The decrease in infra costs may come from:
- Hosting many aleph instances under the same infrastructure is more efficient than each organisation having their own.
- They might migrate the code to a more efficient language like rust or go
So even though Aleph Pro will require more resources, as they are all going to be hosted in OCCRP it will be cheaper overall.
I\'m not sure how they want to implement the AI, I see two potential places:
- To improve the ingest process.
- To use LLM (like ChatGPT) to query the data.
Both features are very, very, very expensive resource wise. The only way to give those features at the same time as lowering the infra costs is by outsourcing the AI services. If they do this, it will mean that your data will be processed by that third party, with all the awful consequences it entails.
-
They are selling existent features as new or are part of other open source projects
Such as:
- Rebuilt the ingest pipeline: they recently released it in the latest versions of Aleph
- Modular design: The source is already modular (although it can always be improved)
- Enhanced data models for better linking, filtering, and insights. Their model is based on followthemoney which is open source.
-
-
They are ditching part of their user base
They only support self-hosted solutions to enterprise license clients. This leaves out small organisations or privacy minded individuals. Even this solution is said to be maintained in partnership with OCCRP.
-
The new version benefits may not be worth the costs
They say that Aleph Pro will deliver a faster, smarter, and more flexible platform, combining a modern technical foundation with user-centered design and major performance gains. But if you do not do a heavy use of the service you may not need some of these improvements. Although they for sure would be nice to have.
-
It could be unstable for a while
A complete platform rewrite is usually good in the long run but these kind of migrations tend to have an unstable period of time where some of the functionality might be missing
-
You need to make the decision blindly
Even though they are going to give a beta if you request it, I\'m not sure of this, before doing the switch, you need to make the decision beforehand. You may not even like the new software
Datashare⚑
Pros⚑
- ICIJ, a more reliable non profit, is behind it.
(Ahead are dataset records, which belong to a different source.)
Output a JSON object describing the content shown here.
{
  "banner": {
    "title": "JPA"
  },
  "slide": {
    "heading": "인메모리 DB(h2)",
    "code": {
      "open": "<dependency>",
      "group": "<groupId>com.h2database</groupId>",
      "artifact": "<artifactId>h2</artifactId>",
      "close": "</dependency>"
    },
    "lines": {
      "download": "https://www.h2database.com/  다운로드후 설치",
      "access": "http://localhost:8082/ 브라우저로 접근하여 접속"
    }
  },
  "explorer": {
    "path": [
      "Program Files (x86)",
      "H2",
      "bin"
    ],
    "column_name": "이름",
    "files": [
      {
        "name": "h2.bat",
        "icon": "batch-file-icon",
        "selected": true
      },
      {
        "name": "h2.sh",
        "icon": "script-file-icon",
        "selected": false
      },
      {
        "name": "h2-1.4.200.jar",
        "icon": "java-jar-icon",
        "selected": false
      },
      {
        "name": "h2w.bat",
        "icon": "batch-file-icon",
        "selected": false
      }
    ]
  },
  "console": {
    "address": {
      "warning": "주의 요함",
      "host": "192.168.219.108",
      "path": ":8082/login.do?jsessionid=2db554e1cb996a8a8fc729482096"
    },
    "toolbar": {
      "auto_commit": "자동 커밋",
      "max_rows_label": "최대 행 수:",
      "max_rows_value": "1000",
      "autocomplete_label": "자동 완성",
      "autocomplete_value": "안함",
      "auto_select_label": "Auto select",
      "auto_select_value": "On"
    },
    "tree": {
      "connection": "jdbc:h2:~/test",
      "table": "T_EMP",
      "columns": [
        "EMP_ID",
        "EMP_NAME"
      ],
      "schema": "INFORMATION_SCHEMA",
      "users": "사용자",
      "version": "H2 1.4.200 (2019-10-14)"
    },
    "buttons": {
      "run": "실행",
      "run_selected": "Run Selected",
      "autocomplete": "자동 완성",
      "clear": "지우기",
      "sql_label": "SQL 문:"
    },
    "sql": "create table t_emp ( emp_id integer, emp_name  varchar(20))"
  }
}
- Has the biggest and stable development team
- Is the most active project
- Better community support
- You can host it
- It\'s open source
Cons⚑
- If you have an Aleph instance there is no documented way to migrate to Datashare. And there is still not an easy way to do the migration, as they don't yet use the
followthemoney
data schema. - They won\'t host an instance for you.
Open Aleph⚑
Pros⚑
- You can host it
- It\'s open source
- The hosted solution will probably cost you way less than hosting your own solution (although they don\'t show prices)
- The people behind it have proven their ethic values
- I know one of their developers. She is a fantastic person which is very involved in putting technology in the service of society, and has been active at the CCC.
- They are actively reaching out to give support with the migration
Cons⚑
- A new small organisation is behind the project
- A small development team with few recent activity. Since their creation (3 months ago) their development pace is slow (the contributors don\'t even load). It could be because they are still setting up the new organisation and doing the fork.
- It may not have all the features Aleph has. They started the fork on November of 2024 and are 137 commits ahead and 510 behind. But they could be squash commits.
- Their community forum doesn\'t have much activity
- The remote hosted solution has the same problems as Aleph Pro in terms of data and service sovereignty. Although I do trust more DARC than OCCRP.